Now, to the topic at hand. In the third section of the book, Indonesia, the author learns a meditation called the Four Brothers meditation (pgs. 251-253). The very basics are this:
- You have Four Brothers. Everyone has Four Brothers. They are with you from the womb, and at that time were represented by the placenta, the amniotic fluid, the umbilical cord, and the waxy substance that coats a baby's skin. These materials are collected after birth, placed in a coconut shell, buried in the front yard, and treated as a shrine forever.
- These Four Brothers can be called upon anytime you need extra help, and should always be spoken to as though they are your family. Meditations and conversations with them should always be comfortable and informal. They're just your brothers, after all.

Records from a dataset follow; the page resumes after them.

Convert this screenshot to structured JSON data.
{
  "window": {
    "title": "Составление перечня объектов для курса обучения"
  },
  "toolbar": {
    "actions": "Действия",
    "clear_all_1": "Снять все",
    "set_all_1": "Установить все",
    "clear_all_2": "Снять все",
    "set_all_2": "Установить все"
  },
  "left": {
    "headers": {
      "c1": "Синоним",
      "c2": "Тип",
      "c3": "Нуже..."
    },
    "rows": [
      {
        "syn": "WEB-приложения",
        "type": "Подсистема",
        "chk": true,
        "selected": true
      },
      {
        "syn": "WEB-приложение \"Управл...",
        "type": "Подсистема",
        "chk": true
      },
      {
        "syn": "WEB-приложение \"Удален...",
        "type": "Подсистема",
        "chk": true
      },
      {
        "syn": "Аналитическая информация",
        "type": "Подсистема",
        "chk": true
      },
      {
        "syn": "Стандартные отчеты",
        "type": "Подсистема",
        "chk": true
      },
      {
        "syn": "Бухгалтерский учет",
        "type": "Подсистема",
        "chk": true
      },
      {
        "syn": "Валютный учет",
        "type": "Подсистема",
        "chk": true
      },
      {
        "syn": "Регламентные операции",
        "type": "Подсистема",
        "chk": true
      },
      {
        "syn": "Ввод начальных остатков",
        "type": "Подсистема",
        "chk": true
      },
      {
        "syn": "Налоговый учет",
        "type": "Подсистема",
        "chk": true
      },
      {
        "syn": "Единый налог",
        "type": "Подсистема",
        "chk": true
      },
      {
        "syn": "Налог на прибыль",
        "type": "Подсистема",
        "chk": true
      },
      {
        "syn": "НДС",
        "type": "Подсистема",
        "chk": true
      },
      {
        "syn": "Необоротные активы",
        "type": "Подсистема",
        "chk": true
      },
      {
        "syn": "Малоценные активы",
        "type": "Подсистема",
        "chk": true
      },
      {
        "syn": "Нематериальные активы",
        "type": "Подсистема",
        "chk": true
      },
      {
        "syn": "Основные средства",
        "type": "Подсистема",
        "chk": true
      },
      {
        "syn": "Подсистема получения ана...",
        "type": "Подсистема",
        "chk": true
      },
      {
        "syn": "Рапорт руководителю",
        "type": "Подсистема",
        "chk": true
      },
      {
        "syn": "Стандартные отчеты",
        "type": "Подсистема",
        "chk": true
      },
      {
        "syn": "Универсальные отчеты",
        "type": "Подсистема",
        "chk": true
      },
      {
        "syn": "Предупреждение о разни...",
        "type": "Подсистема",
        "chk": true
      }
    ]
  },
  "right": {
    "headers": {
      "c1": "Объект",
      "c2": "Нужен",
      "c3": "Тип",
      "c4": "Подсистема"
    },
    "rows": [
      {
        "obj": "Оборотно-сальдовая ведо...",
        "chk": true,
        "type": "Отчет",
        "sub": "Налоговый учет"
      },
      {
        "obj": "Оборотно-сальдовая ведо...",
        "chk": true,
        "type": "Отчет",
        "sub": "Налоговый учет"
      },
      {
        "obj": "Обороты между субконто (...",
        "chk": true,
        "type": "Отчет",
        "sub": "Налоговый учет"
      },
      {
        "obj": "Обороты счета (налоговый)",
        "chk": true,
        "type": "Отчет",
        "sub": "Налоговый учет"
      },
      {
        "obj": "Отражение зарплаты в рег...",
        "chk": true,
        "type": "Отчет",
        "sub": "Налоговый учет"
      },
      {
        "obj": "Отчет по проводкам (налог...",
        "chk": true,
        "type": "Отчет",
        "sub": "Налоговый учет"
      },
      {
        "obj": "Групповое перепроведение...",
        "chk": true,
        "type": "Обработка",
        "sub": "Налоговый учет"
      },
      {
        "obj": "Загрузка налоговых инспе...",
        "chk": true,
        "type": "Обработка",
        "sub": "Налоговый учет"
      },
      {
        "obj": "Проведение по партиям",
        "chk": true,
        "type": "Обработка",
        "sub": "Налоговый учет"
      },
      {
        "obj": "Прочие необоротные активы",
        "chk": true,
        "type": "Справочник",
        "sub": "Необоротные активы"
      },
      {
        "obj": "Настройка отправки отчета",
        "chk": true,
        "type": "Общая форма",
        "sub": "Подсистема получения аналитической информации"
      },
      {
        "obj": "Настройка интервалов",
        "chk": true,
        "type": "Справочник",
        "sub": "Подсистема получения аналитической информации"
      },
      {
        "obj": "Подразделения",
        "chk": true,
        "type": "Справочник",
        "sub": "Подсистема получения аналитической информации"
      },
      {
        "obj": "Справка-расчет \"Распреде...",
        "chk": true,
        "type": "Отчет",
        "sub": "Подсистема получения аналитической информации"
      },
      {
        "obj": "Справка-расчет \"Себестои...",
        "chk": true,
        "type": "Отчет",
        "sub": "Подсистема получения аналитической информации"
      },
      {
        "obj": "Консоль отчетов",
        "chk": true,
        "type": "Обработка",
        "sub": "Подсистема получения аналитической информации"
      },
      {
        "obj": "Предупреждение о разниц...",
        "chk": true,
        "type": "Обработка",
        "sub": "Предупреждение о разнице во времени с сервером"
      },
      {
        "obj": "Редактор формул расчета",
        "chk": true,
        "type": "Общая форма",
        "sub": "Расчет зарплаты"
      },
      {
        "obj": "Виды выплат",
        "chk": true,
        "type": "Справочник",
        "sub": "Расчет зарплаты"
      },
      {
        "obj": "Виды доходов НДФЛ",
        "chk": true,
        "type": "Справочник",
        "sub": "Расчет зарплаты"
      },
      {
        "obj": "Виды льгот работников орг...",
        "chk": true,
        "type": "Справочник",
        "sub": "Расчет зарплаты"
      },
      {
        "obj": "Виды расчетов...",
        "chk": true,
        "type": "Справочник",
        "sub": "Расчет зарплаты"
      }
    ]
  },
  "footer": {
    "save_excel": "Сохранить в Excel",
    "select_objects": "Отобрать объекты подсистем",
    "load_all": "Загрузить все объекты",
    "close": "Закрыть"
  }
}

- Each brother has a name - Ango Patih, Maragio Patih, Banus Patih, and Banus Patih Ragio. You may, and should, call to them when you are washing yourself, when eating, and when you are about to go to sleep. Your brothers will join you in each task, protecting and watching over you. When you speak to them, let them know who you are by naming yourself with the nickname they have for you: Lagoh Prano (Happy Body).
- The brothers represent and inhabit the four virtues a person needs to be safe and happy: intelligence, friendship, strength, and poetry (my favorite).
- When you die your brothers collect your spirit and carry you to Heaven.
And we thought the idea of Four Elements was so western. It's universal. Obviously, if you want to put this into your own practice, you could easily change Four Brothers to Four Elements, or associate them with an element. For example: Strength/Earth, Intelligence/Air, Friendship/Water, Poetry/Fire, or whatever. It is just important to find the balance, the aspects that you believe orient you into the center of the universe, into balance.
Remember, they're just your family. So don't be so formal in ritual with them - or anytime you're calling up a sacred circle. The powers you're calling upon are simply an extension of yourself, and nothing that is manmade - especially manmade ceremonies - should formalize these energies. It's unnecessary and takes away from the simple, familial aspect of nature and the gift of magic She has endowed us all with.
Love and Lyte,
P.S. BUY EAT, PRAY, LOVE!!!!!!!!!! It's so worth it.